Publié sur L'Homme Qui Lit :
Avec cette couverture, difficile de passer à côté de Reine de beauté, on s’imagine déjà dans ces maisons bourgeoises des banlieues américaines, ces familles parfaites derrière les façades des maisons entretenues, et pourtant cette noirceur, ces drames auquel nul n’échappe. J’ai lu ce roman en même temps que je regardais la série Little Fires Everywhere sur Amazon Prime (adaptée du superbe roman La saison des feux, de Celeste Ng) et j’ai pensé à ce parallèle amusant entre la série et le roman, celui des faux semblants d’une société si étonnante vue de nos yeux européens.
À Wrenton dans l’état du Maine, Jenny est retrouvée morte dans un bois. Son corps vêtu d’une chemise de nuit rose porte des traces de violence, elle a sûrement été violée, et dans une communauté plutôt paisible l’assassinat d’une jeune fille de treize ans, ancienne reine du beauté de son collège, plonge la ville dans la consternation.

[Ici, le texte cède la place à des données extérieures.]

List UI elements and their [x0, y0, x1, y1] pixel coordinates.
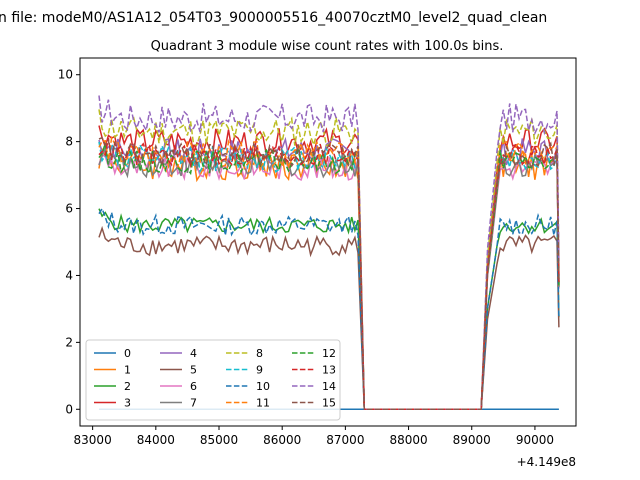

Qui a bien pu salir l’innocence d’une fille sans histoire ? Quel monstre rôde ?
Sa grande sœur Virginia mènera l’enquête avec l’inspecteur chargé de l’affaire, alors que sa famille finalement déjà très fragile est sur le point de voler en éclat. De fil en aiguille, nous découvrons à travers ses recherches que beaucoup de suspects se profilent, et que Jenny n’était pas la petite poupée dont on semble préférer se souvenir. Est-ce JP, cet intriguant marginal de trois ans son aîné avec qui elle voulait fuguer ? Est-ce Gil, ce pédophile de New-York sur lequel la police est incapable de mettre la main ? Est-ce Mark, ce professeur de mathématiques habile manipulateur qui a déjà fait des ravages auprès des lycéennes ? Est-ce sa propre sœur Virginia, un de ces samedis soir de beuverie dont elle ne garde qu’un souvenir embrumé ? Est-ce leur père, qui semble mener une double vie ? Leur belle-mère, que la folie et l’alcoolisme rendent imprévisible ?
Il y a tant de suspects et de rebondissements dans ce whodunit parfaitement maîtrisé que j’ai été surpris, chapitre après chapitre, de m’interroger à nouveau sur la possibilité que ce soit tel ou tel protagoniste qui ait tué Jenny Kennedy. Le roman n’est pas particulièrement sombre comme le serait un thriller, il n’y a pas un monstre terrifiant caché derrière les rideaux ou tapis dans les bois qui attend d’assassiner les jeunes reines de beauté. Il y a une communauté d’individus qui tous ont des failles, des secrets, des déviances, qui vivent en fragile équilibre avec ce fardeau et qui parfois, au gré des évènements qui s’enchaînent, forment un engrenage tragique et inéluctable. Un très bon polar, vous devriez adorer !
Reine de beauté, d’Amy K. Green, est publié aux États-Unis le 14 janvier 2020 chez Dutton sous le titre « The Prized Girl » . Il est publié en France aux éditions Belfond le 28 mai 2020 dans une traduction de Sarah Tardy.